Newsday - December 20, 2001
Laurie Garrett, Staff Writer
The seemingly costly package of health interventions would end up fueling broad economic growth internationally and would slow the population explosion in poor countries, the WHO commission said. By 2015 the 48 poorest nations in the world would collectively gain $360 billion a year in economic expansion. Per capita income in the next- poorest tier would rise by about 10 percent by 2020.
The six-volume "Macroeconomics of Health: Investing in Health for Economic Development" offers a game plan for reducing inequities in life expectancy, infant mortality and disease. The WHO report argues global economies will improve as a direct result.
WHO Director-General Gro Harlem Bruntdland set up the commission two years ago with Harvard economist Jeffrey Sachs as chairman. It has been more than two decades since any international body has tried to create a worldwide plan for achieving specific targets in reducing death, disease and resultant poverty.
Gordon Brown, chancellor of the exchequer for Britain and chairman of the International Monetary Fund's Guidance Committee, likened the initiative to the Marshall Plan, under which the United States spent the equivalent of $88 billion in today's currency to rebuild Europe after World War II - an investment that paid off many times over for U.S. corporations and average citizens by creating strong European economies that purchase U.S. goods.
"The U.S. gave two percent of GNP [gross national product] per year between 1948 to 1951 in the Marshall Plan," Sachs said in a recent speech at Cornell University's Weill Medical College in Manhattan. "It was the most unselfish act in history, and it was a stunning success. I'm talking about one-twentieth of that for health. A mere one penny of every $10 of rich world income would save eight million lives a year."
According to the report, many of the world's poorest nations are stuck in poverty because their burden of disease - most of it preventable - is so high that they cannot build industrial societies.
The commission's solutions include:
Create national health programs in every country that determine the primary disease trends of the nation and lay out strategies for their mitigation.
Create fully accountable programs nation by nation for implementation of such strategies - such as building water filter systems to reduce diarrheal disease and improving vaccine campaigns.
Set up an international research enterprise to fund studies of the diseases of the poor, such as tuberculosis and malaria, with the goals of finding new cures and vaccines.
Push all nations, rich and very poor alike - to spend 5 percent or more of their GNP on health. The United States spends three times that domestically, but many poor nations spend less than 3 percent of GNP on health.

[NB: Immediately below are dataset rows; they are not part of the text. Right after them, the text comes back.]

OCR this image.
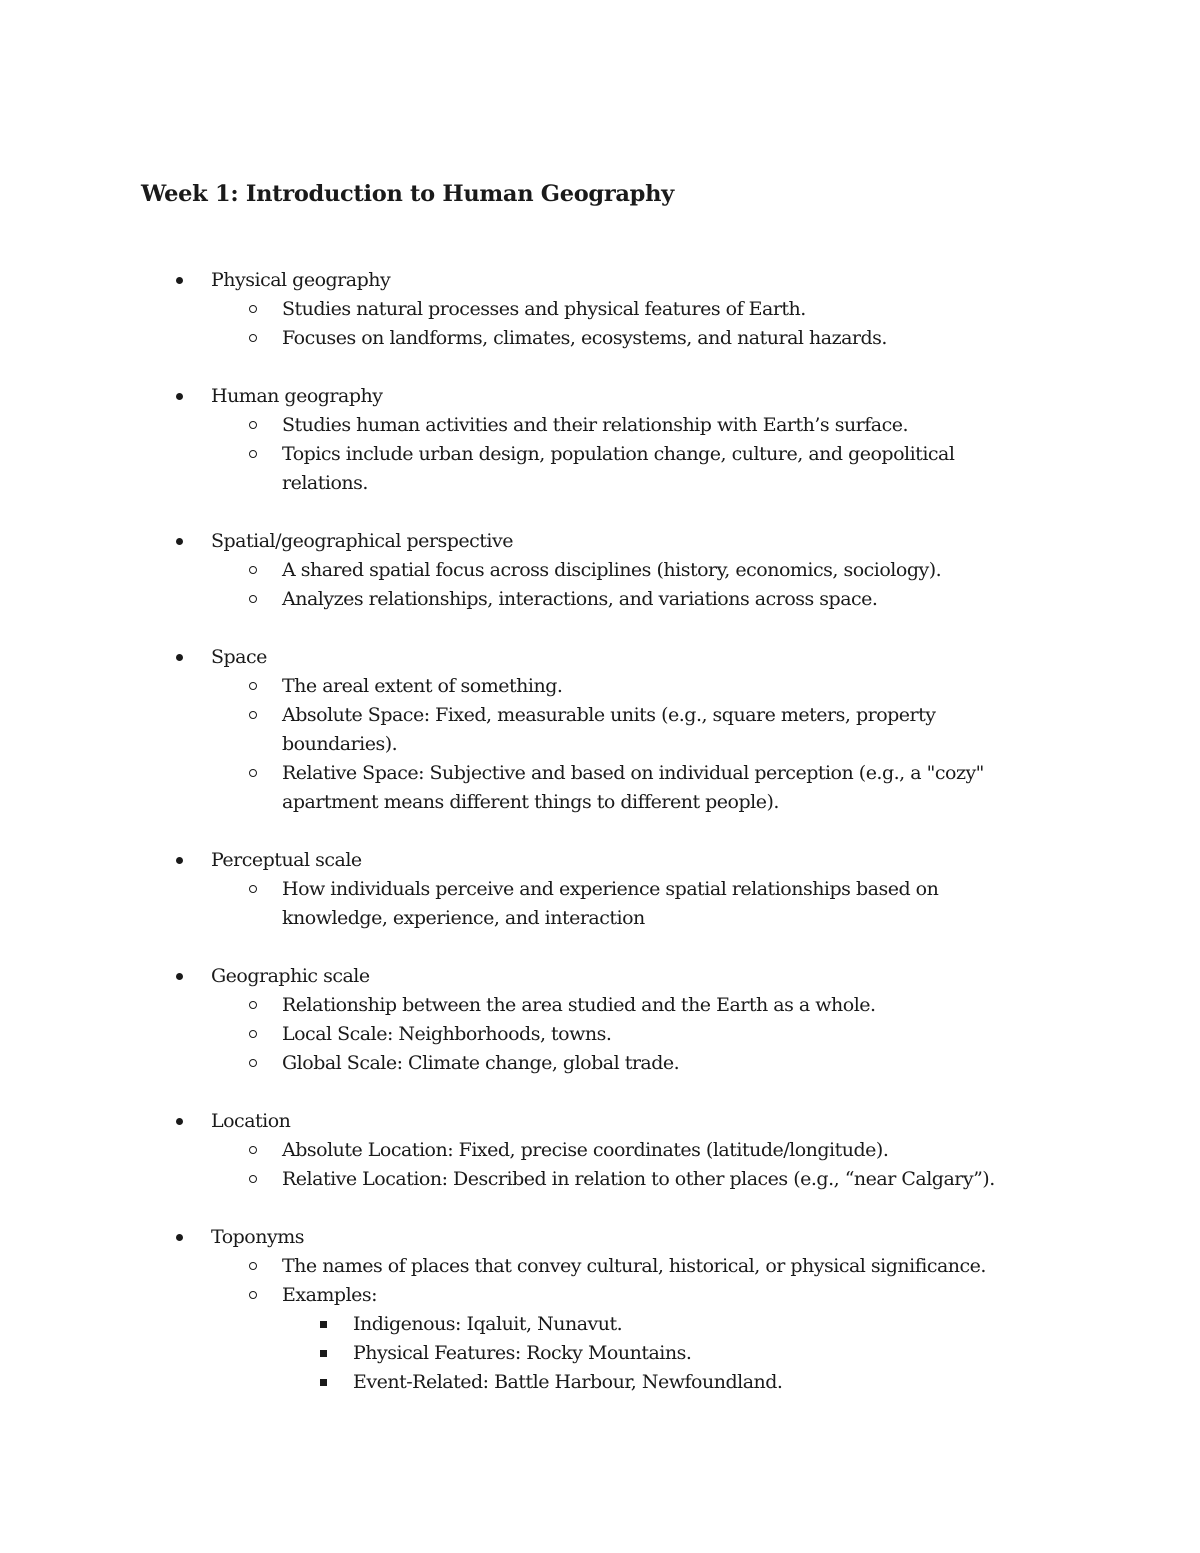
Week 1: Introduction to Human Geography
Physical geography
Studies natural processes and physical features of Earth.
Focuses on landforms, climates, ecosystems, and natural hazards.
Human geography
Studies human activities and their relationship with Earth’s surface.
Topics include urban design, population change, culture, and geopolitical
relations.
Spatial/geographical perspective
A shared spatial focus across disciplines (history, economics, sociology).
Analyzes relationships, interactions, and variations across space.
Space
The areal extent of something.
Absolute Space: Fixed, measurable units (e.g., square meters, property
boundaries).
Relative Space: Subjective and based on individual perception (e.g., a "cozy"
apartment means different things to different people).
Perceptual scale
How individuals perceive and experience spatial relationships based on
knowledge, experience, and interaction
Geographic scale
Relationship between the area studied and the Earth as a whole.
Local Scale: Neighborhoods, towns.
Global Scale: Climate change, global trade.
Location
Absolute Location: Fixed, precise coordinates (latitude/longitude).
Relative Location: Described in relation to other places (e.g., “near Calgary”).
Toponyms
The names of places that convey cultural, historical, or physical significance.
Examples:
Indigenous: Iqaluit, Nunavut.
Physical Features: Rocky Mountains.
Event-Related: Battle Harbour, Newfoundland.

To offset the funding gap that would still be in place because of the extreme poverty of most of the world's nations, international donor commitment from the rich world would be necessary, to the tune of 0.7 percent of the GNP of each wealthy nation being donated for improving the health of the poor.
Dr. Harold Varmus, who served on the commission and who is director of Memorial Sloan-Kettering Cancer Center in Manhattan, says the thing that "most astounded" him during the commission investigation was learning how little the United States spends directly on the health of the world's poor.
Sachs said the United States donates 0.1 percent of its GNP to the poorest nations. In contrast, many European nations donate more than 0.5 percent of their GNP.
The report now becomes fodder for debate and negotiation both between and within governments in a process that will undoubtedly last through 2002.